Der Angeklagte ist weiterhin auf freiem Fuß

Aus Sicht der Nebenklage liegt eindeutig eine politische Motivation vor. Der Fahrer wird der rechtsextremen Szene zugeordnet, er hatte vor Ort einschlägige Aufkleber verteilt, war mit seinen Begleitern aus dem Bereich der Demonstration gegen die AfD verwiesen worden. Auch seine Social-Media-Aktivitäten, die später gelöscht wurden, sollen eindeutig auf eine entsprechende Gesinnung hingedeutet haben. In Haft ist der Angeklagte allerdings nicht.

Die Erinnerung an die Geschehnisse ist derweil in der Region weiterhin präsent, gerade Antifa-Gruppen haben wiederholt auf die Tat hingewiesen, sie dürften auch den Prozess entsprechend begleiten. Auch Henstedt-Ulzburg ist nie zur Ruhe gekommen, zumal die AfD weiterhin regelmäßig das Bürgerhaus für Treffen nutzt.

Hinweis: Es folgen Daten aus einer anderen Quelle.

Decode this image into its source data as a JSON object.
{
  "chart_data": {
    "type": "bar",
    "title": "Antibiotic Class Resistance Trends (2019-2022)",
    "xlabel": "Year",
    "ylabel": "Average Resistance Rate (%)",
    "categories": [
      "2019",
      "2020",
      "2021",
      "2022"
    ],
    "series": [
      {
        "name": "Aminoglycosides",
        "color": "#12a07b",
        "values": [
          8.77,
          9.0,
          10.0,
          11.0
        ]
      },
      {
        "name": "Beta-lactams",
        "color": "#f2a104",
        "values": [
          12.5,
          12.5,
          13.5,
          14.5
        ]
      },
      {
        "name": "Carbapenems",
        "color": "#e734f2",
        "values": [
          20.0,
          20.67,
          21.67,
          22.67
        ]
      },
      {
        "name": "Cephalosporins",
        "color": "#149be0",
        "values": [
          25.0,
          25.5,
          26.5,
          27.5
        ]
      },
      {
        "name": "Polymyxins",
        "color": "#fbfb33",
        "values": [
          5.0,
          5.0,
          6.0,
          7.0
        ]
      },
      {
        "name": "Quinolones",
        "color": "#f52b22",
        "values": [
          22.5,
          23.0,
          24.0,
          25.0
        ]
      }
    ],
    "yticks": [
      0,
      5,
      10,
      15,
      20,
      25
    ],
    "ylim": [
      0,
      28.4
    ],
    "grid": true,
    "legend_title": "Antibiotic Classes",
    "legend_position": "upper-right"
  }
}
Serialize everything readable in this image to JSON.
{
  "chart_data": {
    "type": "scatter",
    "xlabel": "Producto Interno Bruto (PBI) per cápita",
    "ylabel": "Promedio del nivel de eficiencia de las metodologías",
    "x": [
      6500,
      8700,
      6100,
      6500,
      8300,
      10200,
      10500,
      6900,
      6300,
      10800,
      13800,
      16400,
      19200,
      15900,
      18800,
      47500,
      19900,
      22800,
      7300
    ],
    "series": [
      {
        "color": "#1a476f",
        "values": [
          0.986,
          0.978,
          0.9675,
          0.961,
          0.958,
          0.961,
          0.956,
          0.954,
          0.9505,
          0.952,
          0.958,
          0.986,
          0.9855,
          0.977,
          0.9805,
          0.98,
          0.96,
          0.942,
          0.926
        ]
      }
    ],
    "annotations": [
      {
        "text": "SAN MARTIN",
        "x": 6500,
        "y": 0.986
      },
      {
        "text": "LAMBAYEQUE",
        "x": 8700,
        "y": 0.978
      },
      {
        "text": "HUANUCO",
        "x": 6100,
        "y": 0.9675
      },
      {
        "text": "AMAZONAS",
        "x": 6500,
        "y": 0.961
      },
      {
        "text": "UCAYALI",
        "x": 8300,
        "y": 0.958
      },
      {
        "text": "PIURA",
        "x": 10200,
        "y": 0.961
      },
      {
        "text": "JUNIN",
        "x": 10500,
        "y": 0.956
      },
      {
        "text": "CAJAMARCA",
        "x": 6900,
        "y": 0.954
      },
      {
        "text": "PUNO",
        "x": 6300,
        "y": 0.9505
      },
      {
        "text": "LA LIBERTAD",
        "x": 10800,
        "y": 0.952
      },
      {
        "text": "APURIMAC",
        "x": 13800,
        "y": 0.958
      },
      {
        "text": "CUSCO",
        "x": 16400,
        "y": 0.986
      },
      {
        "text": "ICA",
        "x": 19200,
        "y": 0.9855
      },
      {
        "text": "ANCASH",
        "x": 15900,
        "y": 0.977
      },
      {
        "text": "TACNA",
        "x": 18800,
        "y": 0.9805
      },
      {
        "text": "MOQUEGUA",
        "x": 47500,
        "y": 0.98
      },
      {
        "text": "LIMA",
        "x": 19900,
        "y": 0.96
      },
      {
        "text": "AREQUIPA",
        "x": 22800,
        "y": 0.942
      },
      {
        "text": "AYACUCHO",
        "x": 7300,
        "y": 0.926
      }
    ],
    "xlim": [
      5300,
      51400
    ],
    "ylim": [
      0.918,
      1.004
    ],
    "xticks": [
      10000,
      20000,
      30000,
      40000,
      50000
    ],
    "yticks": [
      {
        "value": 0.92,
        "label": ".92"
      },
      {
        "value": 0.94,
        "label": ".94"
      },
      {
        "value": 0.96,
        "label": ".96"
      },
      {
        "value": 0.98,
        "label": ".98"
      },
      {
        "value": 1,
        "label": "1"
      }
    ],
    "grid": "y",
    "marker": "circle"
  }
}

Eine politische Debatte darüber, ob es möglich wäre, dies grundsätzlich zu verhindern, fand zwar statt. Doch ein Rechtsgutachten besagte, dass dann sämtliche politische Veranstaltungen aus dem gemeindeeigenen Gebäude verbannt werden müssten – das wollten die Parteien und Wählergemeinschaften nicht, da auch sie dann neue Räumlichkeiten hätten finden müssen.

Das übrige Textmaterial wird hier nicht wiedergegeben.